Я никогда, даже в самые сложные времена, не был жмотом. Если кто попросит сигарету – отдам последнюю. Так уж меня воспитали. Человек – это звучит гордо. Не могу выносить человеческого унижения, даже чужого. Оно меня обезоруживает.

Пока тот мужик бубнил, я допил третью кружку и заказал ещё две и порцию фисташек. Одну кружку молча подвинул в его сторону. Мол, на – пей, только отстань.

Но он не отстал, конечно.

– Спасибо, брат. Мало хороших людей на свете, но есть ещё, есть ещё… Не забуду. Валера меня зовут!..
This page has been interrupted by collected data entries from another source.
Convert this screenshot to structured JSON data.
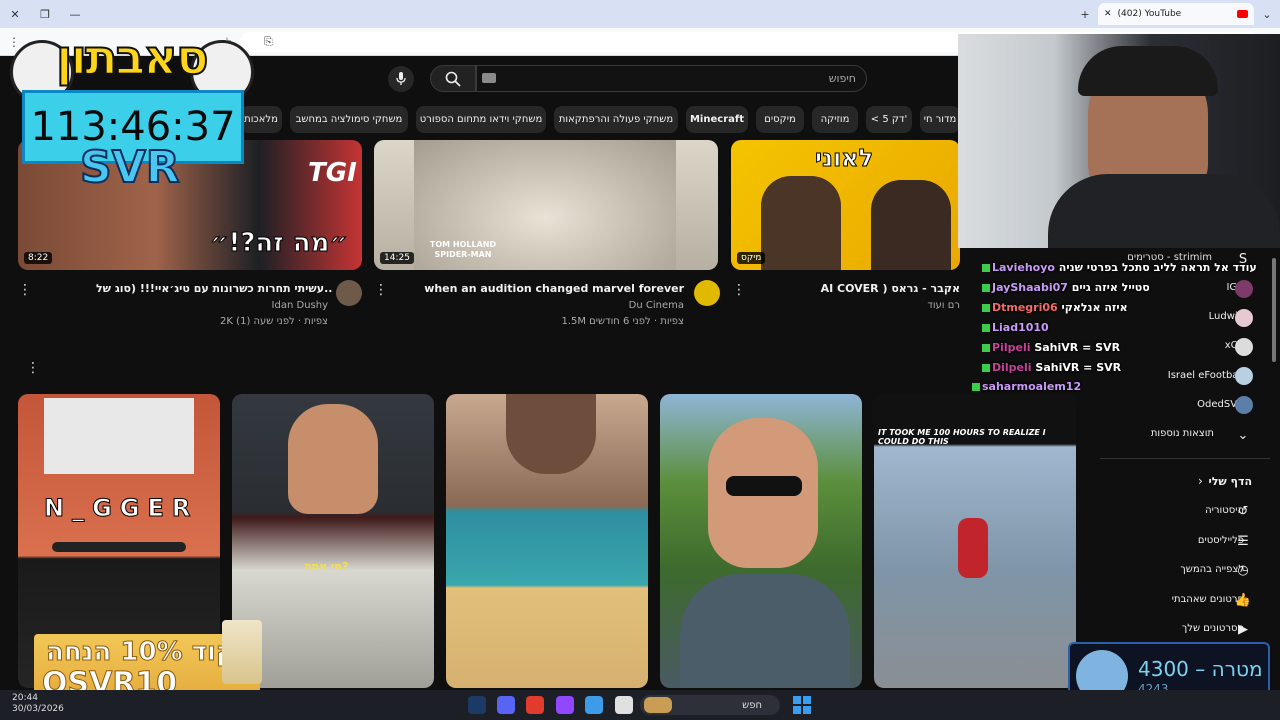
{
  "browser": {
    "tab_title": "(402) YouTube",
    "new_tab": "+",
    "close_tab": "✕"
  },
  "search": {
    "placeholder": "חיפוש"
  },
  "chips": [
    {
      "label": "מדור חי"
    },
    {
      "label": "< 5 דק'"
    },
    {
      "label": "מוזיקה"
    },
    {
      "label": "מיקסים"
    },
    {
      "label": "Minecraft"
    },
    {
      "label": "משחקי פעולה והרפתקאות"
    },
    {
      "label": "משחקי וידאו מתחום הספורט"
    },
    {
      "label": "משחקי סימולציה במחשב"
    },
    {
      "label": "מלאכות"
    }
  ],
  "videos": [
    {
      "title": "עשיתי תחרות כשרונות עם טיג׳איי!!! (סוג של... 😂",
      "channel": "Idan Dushy",
      "meta": "2K צפיות · לפני שעה (1)",
      "duration": "8:22",
      "thumb_text": "״מה זה?!״"
    },
    {
      "title": "when an audition changed marvel forever",
      "channel": "Du Cinema",
      "meta": "1.5M צפיות · לפני 6 חודשים",
      "duration": "14:25",
      "thumb_text": "TOM HOLLAND SPIDER-MAN"
    },
    {
      "title": "AI COVER ) אקבר - גראס",
      "channel": "רם ועוד",
      "meta": "",
      "duration": "מיקס",
      "thumb_text": "לאוני"
    }
  ],
  "shorts": [
    {
      "thumb_text": "N_GGER"
    },
    {
      "thumb_text": "מי אתה?"
    },
    {
      "thumb_text": ""
    },
    {
      "thumb_text": ""
    },
    {
      "thumb_text": "IT TOOK ME 100 HOURS TO REALIZE I COULD DO THIS"
    }
  ],
  "sidebar": {
    "subscriptions": [
      {
        "label": "IGZ"
      },
      {
        "label": "Ludwin"
      },
      {
        "label": "xQc"
      },
      {
        "label": "Israel eFootball"
      },
      {
        "label": "OdedSVR"
      }
    ],
    "show_more": "תוצאות נוספות",
    "you_heading": "הדף שלי",
    "you_items": [
      {
        "label": "היסטוריה",
        "icon": "history-icon"
      },
      {
        "label": "פלייליסטים",
        "icon": "playlist-icon"
      },
      {
        "label": "לצפייה בהמשך",
        "icon": "clock-icon"
      },
      {
        "label": "סרטונים שאהבתי",
        "icon": "thumbs-up-icon"
      },
      {
        "label": "הסרטונים שלך",
        "icon": "play-icon"
      }
    ],
    "streamer_label": "סטרימים - strimim"
  },
  "chat": [
    {
      "user": "Laviehoyo",
      "msg": "עודד אל תראה לליב סתכל בפרטי שניה"
    },
    {
      "user": "JayShaabi07",
      "msg": "סטייל איזה גיים"
    },
    {
      "user": "Dtmegri06",
      "msg": "איזה אנלאקי"
    },
    {
      "user": "Liad1010",
      "msg": ""
    },
    {
      "user": "Pilpeli",
      "msg": "SahiVR = SVR"
    },
    {
      "user": "Dilpeli",
      "msg": "SahiVR = SVR"
    },
    {
      "user": "saharmoalem12",
      "msg": ""
    }
  ],
  "overlay": {
    "logo": "סאבתון",
    "timer": "113:46:37",
    "svr": "SVR",
    "promo_line1": "קוד 10% הנחה",
    "promo_line2": "OSVR10",
    "goal_label": "מטרה",
    "goal_target": "4300",
    "goal_current": "4243"
  },
  "taskbar": {
    "search": "חפש",
    "time": "20:44",
    "date": "30/03/2026"
  }
}
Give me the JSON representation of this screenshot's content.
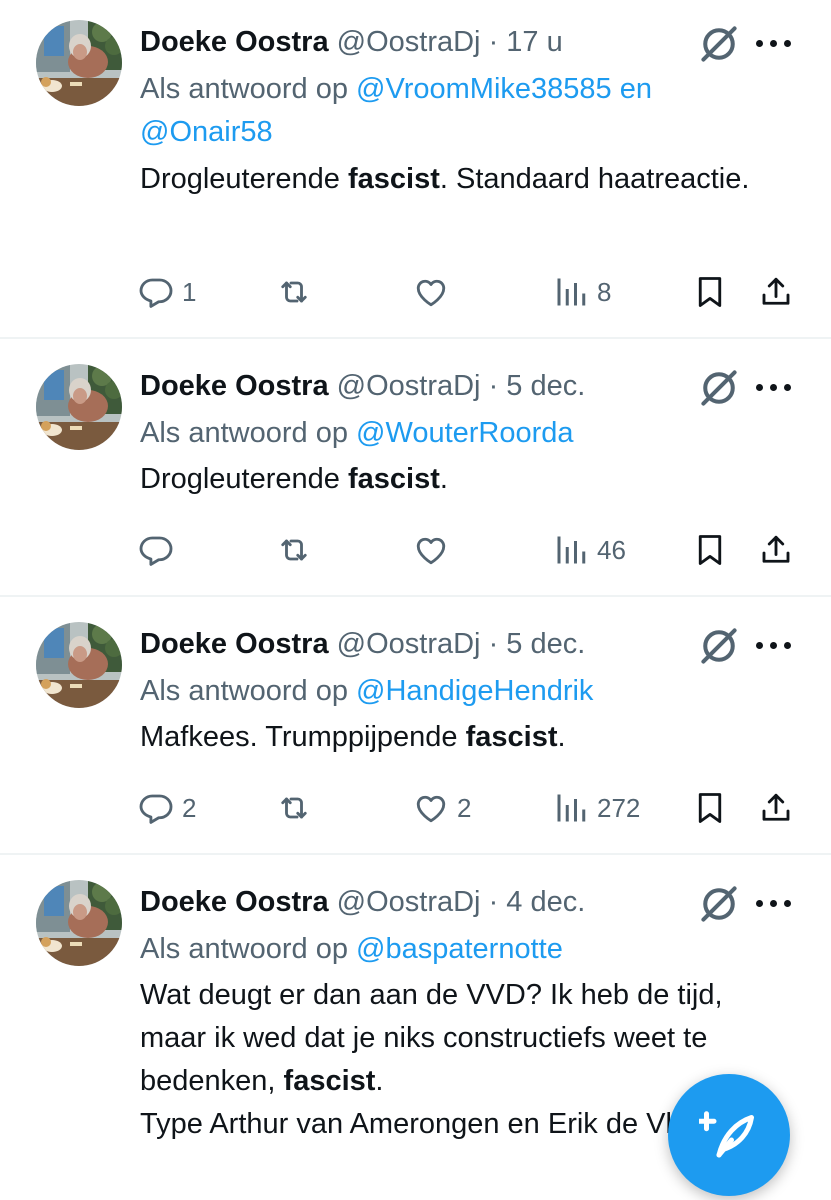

Он протянул мне свою пухлую, слабую руку. Я нехотя её пожал.

– Семён.

И понеслось. В следующие два или три часа, равные трём литрам пива на троих за, естественно, мой счёт, Валера рассказывал про свою жизнь – полную неразрешимых проблем и бесконечных разочарований. Сплошную чёрную полосу, которая накрыла хорошего парня дерьмом по самые уши.

Таких историй я наслушался вдоволь – все начинаются с плохих начальников, партнёров, коллег, жён или мужей, а заканчиваются плохими депутатами в Думе, правительством, президентом Российской Федерации и Господом Богом.

Я Валере сочувствовал – отчасти. И полностью понимал, потому что и сам бы мог рассказать такую вот грустную историю про свою жизнь. У каждого человека, если хорошо подумать, найдётся жалостливая история про себя. Но не каждый будет жаловаться: кому бы то ни было, даже случайному знакомому, которого на утро и не вспомнишь, как зовут.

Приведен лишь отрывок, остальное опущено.